Question information

Language:
English Edit question
Status:
Solved
For:
MadGraph5_aMC@NLO Edit question
Assignee:
No assignee Edit question
Solved by:
Olivier Mattelaer
Solved:
2019-10-23
Last query:
2019-10-23
Last reply:
2019-10-23

> On 22 Oct 2019, at 23:37, Jared Barron <email address hidden> wrote:
>
> New question #685336 on MadGraph5_aMC@NLO:
> https://answers.launchpad.net/mg5amcnlo/+question/685336
>
> Hi,
>
> I've generated a large BSM simulation sample in the following way, on a cluster. For one process, I have created many working directories, each with different values set in the param_card.dat (So, e.g. 100 directories, each with a different mass for some BSM particle). The cluster I'm using allocates CPUs in nodes of 40 cores at a time. So, for each of these directories I have submitted 20 serial jobs, each generating 50k events, running Madgraph in multicore mode. (As an aside: Should I take the warning to limit event generation to 50k events seriously if Pythia is being run?) Within each directory, I've checked that the iseed changes for each run, as it should. However, the iseed for, say, run_01 is the same for each of these directories. Does that mean that my final event samples for each point in parameter space will be statistically dependent on each other? I've looked at previous questions on similar topics that indicate this might be a problem, but am unsure in my case, since the different directories have different model parameter values. Thank you!
>
> --
> You received this question notification because you are an answer
> contact for MadGraph5_aMC@NLO.

Hi Jared,

I do not think that someone can give a clear answer in that case. This highly depend of the Feynman diagram consider and on the benchmark point that you consider. You can go from 0 correlation to full correlation.
(let's say that you generate p p > t t~ QED=0 and change the mass of the Z, then obviously you will have full correlation)

If you do p p > Z > t t~, then one should expect fully statistical independent sample. However one still need to be careful since you might have the exact same distribution in the M*-MZ distribution (assuming fix width) which can be problematic if you use such sample to train Neural Network for example (you might miss the fact that you overtrain).

Now if you look at process like p p > t t~ QED<=2
and check the channel of integration of the Z. Then you have interference term with the QCD sample and this means that for every Z mass, you will likely have changes to the grid of each iteration which then will lead to a snowball effect which should reduce the correlation.
The same is true for the QCD channel of integration where the noise due to the Z should also lead to a snowball effect reducing the correlation.

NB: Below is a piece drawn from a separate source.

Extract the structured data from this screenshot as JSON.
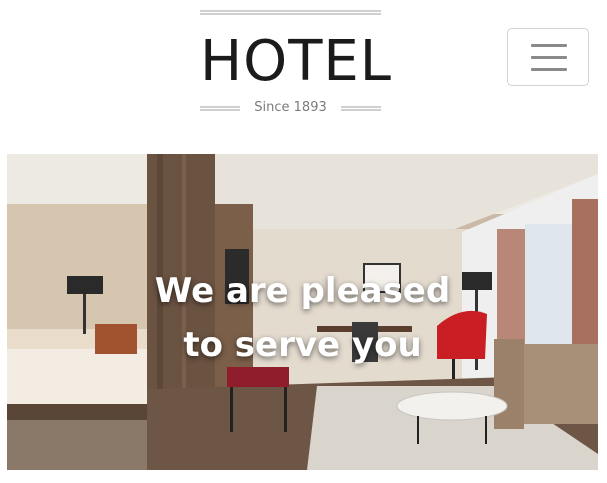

Now even in those simple example, it is not clear how much independent such samples are.

Cheers,

Olivier

Jared Barron (jbarron) said : #3

Thanks Olivier. Do you know of any way I could check whether two given samples are independent? It shouldn't end up mattering too much for the work I'm doing, but it would be useful to know for the future whether I should worry about this.

Jared Barron (jbarron) said : #4

Thanks Olivier Mattelaer, that solved my question.

No i do not know how to evaluate that.